Zekun Wang, King Zhu, Chunpu Xu, Wangchunshu Zhou, Jiaheng Liu, Yibo Zhang, Jiashuo Wang, Ning Shi, Siyu Li, Yizhi Li, Haoran Que, Zhaoxiang Zhang, Yuanxing Zhang, Ge Zhang, Ke Xu, Jie Fu, Wenhao Huang

2024-09-30

MIO: A Foundation Model on Multimodal Tokens

Summary

This paper talks about MIO, a new foundation model designed to understand and generate different types of data, including speech, text, images, and videos. It aims to improve how machines interact with various forms of information in a seamless way.

What's the problem?

While existing models like large language models (LLMs) can handle multiple types of data, they often struggle with truly understanding and generating content across all these formats at the same time.
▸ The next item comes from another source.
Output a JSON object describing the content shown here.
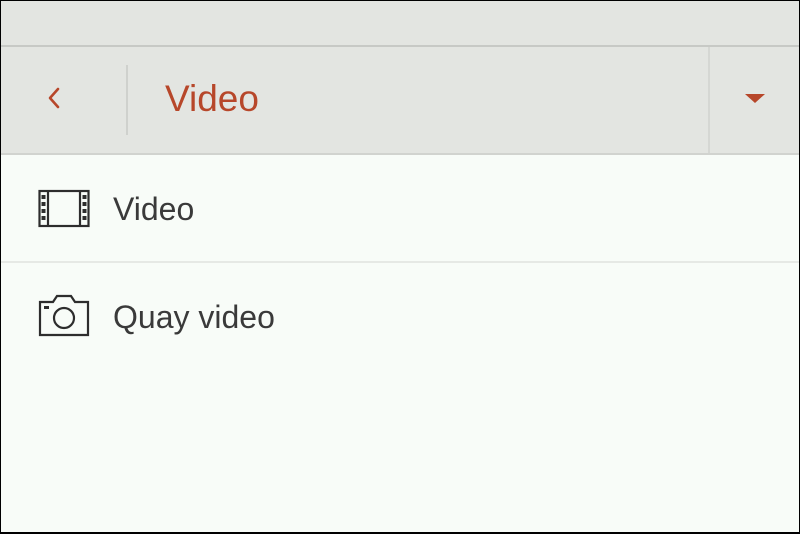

Many current systems are either closed-source or limited in their capabilities, making it difficult to create complex outputs that involve mixing different types of media, like combining text with images or videos.

What's the solution?

MIO addresses these challenges by using a method called causal multimodal modeling, which allows it to learn from a wide range of data types simultaneously. The model undergoes a four-stage training process that includes aligning different types of data, interleaving them for better integration, enhancing speech capabilities, and fine-tuning on various tasks. This approach enables MIO to generate interleaved sequences of text and video and perform complex reasoning tasks effectively.

Why it matters?

This research is important because it represents a significant advancement in creating AI systems that can understand and generate multiple forms of media simultaneously. By improving the ability to mix and match different types of content, MIO could enhance applications in areas like content creation, education, and entertainment, making interactions with technology more intuitive and versatile.

Abstract

In this paper, we introduce MIO, a novel foundation model built on multimodal tokens, capable of understanding and generating speech, text, images, and videos in an end-to-end, autoregressive manner. While the emergence of large language models (LLMs) and multimodal large language models (MM-LLMs) propels advancements in artificial general intelligence through their versatile capabilities, they still lack true any-to-any understanding and generation. Recently, the release of GPT-4o has showcased the remarkable potential of any-to-any LLMs for complex real-world tasks, enabling omnidirectional input and output across images, speech, and text. However, it is closed-source and does not support the generation of multimodal interleaved sequences. To address this gap, we present MIO, which is trained on a mixture of discrete tokens across four modalities using causal multimodal modeling. MIO undergoes a four-stage training process: (1) alignment pre-training, (2) interleaved pre-training, (3) speech-enhanced pre-training, and (4) comprehensive supervised fine-tuning on diverse textual, visual, and speech tasks. Our experimental results indicate that MIO exhibits competitive, and in some cases superior, performance compared to previous dual-modal baselines, any-to-any model baselines, and even modality-specific baselines. Moreover, MIO demonstrates advanced capabilities inherent to its any-to-any feature, such as interleaved video-text generation, chain-of-visual-thought reasoning, visual guideline generation, instructional image editing, etc.